Maram Gueye with El-Hadi, Adji-Fatou and two other kids

The boys playing with make-shift drums (that's Assan in the green shorts)

Ladies Who Lunch (yes I'm the only one who eats with a spoon at this bowl.)

Yesterday, Mané took me to the market to buy materials for crochet and needlepoint projects.  She and the other women in the family spend many hours a day making tablecloths and bedspreads to sell with their womens’ group.  I just love working with my hands and was so I was excited to start learning this new craft.  What an amazing bounding experience this would be.  For projects like this, women buy fabric by the kilo (not by the meter), so when we got back to the compound we started ripping my kilo of fabric into manageable pieces.  I suggested that I start with a napkin set, thinking a smaller project would be easier to handle.  Mané started me off crocheting a border then handed the piece over to me to continue.  Ok, let me just say that I’ve been knitting for about 6 years now, but the apparently the skills don’t transfer.  The materials and hand movements may look the same, but let me tell you, they are not.  I was all thumbs.  It took me 4 hours to work my way around the edges of one napkin and the end product looks like some a 2nd grader did it (no offense to any 2nd graders out there).  The whole experience was so frustrating.  I broke the first crochet needle because my tension was too tight and I kept dropping stitches.  The worst part was that I couldn’t properly express my frustration in a language these ladies understood.  I thought my facial expressions, gasps of exasperation, and inappropriate swearing, would get the point across, but they just kept asking, “are you tired?”  I’m glad to report that today’s needlepoint went a lot better.
My finished border.  Ugh.
Whew!

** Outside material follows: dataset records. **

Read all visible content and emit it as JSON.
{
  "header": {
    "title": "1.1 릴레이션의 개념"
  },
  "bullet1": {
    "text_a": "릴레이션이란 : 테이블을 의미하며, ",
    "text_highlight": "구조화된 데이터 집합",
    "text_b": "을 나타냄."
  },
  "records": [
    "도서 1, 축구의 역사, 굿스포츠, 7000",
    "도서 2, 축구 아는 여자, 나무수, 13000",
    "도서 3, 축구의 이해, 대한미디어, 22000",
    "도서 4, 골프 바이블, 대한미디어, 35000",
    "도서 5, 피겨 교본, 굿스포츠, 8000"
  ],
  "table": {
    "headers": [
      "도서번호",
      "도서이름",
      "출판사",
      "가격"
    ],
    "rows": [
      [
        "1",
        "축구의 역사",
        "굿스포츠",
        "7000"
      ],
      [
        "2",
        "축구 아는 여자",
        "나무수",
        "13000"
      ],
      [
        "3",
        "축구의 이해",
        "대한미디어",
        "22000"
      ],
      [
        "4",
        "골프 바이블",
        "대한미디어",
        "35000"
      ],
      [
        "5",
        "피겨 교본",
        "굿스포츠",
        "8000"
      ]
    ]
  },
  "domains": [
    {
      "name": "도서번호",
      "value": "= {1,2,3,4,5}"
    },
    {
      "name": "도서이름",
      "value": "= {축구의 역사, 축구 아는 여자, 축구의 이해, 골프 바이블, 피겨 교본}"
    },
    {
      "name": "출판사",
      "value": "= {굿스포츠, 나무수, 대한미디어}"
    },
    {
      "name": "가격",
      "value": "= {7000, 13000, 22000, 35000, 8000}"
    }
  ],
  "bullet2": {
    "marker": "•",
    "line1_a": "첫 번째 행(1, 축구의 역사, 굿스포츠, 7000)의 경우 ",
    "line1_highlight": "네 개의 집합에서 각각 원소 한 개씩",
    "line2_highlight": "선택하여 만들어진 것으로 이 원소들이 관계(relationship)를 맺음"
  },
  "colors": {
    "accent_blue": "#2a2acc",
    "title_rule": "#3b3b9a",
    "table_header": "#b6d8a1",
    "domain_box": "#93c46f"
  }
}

This was a lot easier and a lot faster.

Other news from the domestic front involves my new kitchen set-up.  Those of you who know me well, know that I love to cook.  Well, for past 5 months, I haven’t really done much of that.  At first, it was kind of a treat to have someone else cooking all of my meals for me, but after a while, I started missing that creative outlet.  My weekend at the beach over Christmas really enlivened my desire to start cooking again, so when I got back to site, I started addressing the issues in the kitchen that were standing in my way.  My host dad had been asking if he could unplug the refrigerator to save electricity.  I hadn’t been using it and it is really old and inefficient, not to mention the fact that each time I opened it, there were roaches crawling around on the inside.  I told him to go ahead and turn it off, but asked if he’d help me buy a new one on his next trip to Dakar.  We spent an entire Saturday back and forth on the phone and as he looked for second-hand mini-fridges for me, discussing features and negotiating prices with the dealers.  I’m so glad he dealt with that part for me.  He also had to deal with getting the one I finally purchased back to Diourbel on the top of a taxi.  While he was gone, I took “my new best friend”, Adji-Fatou, with me to town to get a new propane tank for the 4-burner stove, bought a few needed pots, pans, and utensils, and reorganized the room a bit.  By Monday evening, I had a fully functioning kitchen.  Now, my morning walks to town to run errands include a trip to the market where I buy stuff to make for dinner.  It’s all starting to fall into place now and I’m feeling better about what I’m eating.

My new refrigerator and organized shelves.

The "Pierre Cardin" cook stove.

Before I sign off, I’d like to draw your attention to the new pages I’ve added to this blog.  At the top of the page, you’ll now see new tabs entitled “My Spare Time”, “My Project Work”, and a revised “My Wish List”.  Take a look at these new pages to see what else I’ve been up to.  Also, if you sent me a package in the last two months and haven’t heard from me that I received it yet, you are in good company.  Remember, this a developing country and even government-run organizations like the post office are not run very efficiently.  One package I’d been waiting on for a month finally arrived today, so I’m hoping that others will follow.  I’ll be sure to let you know.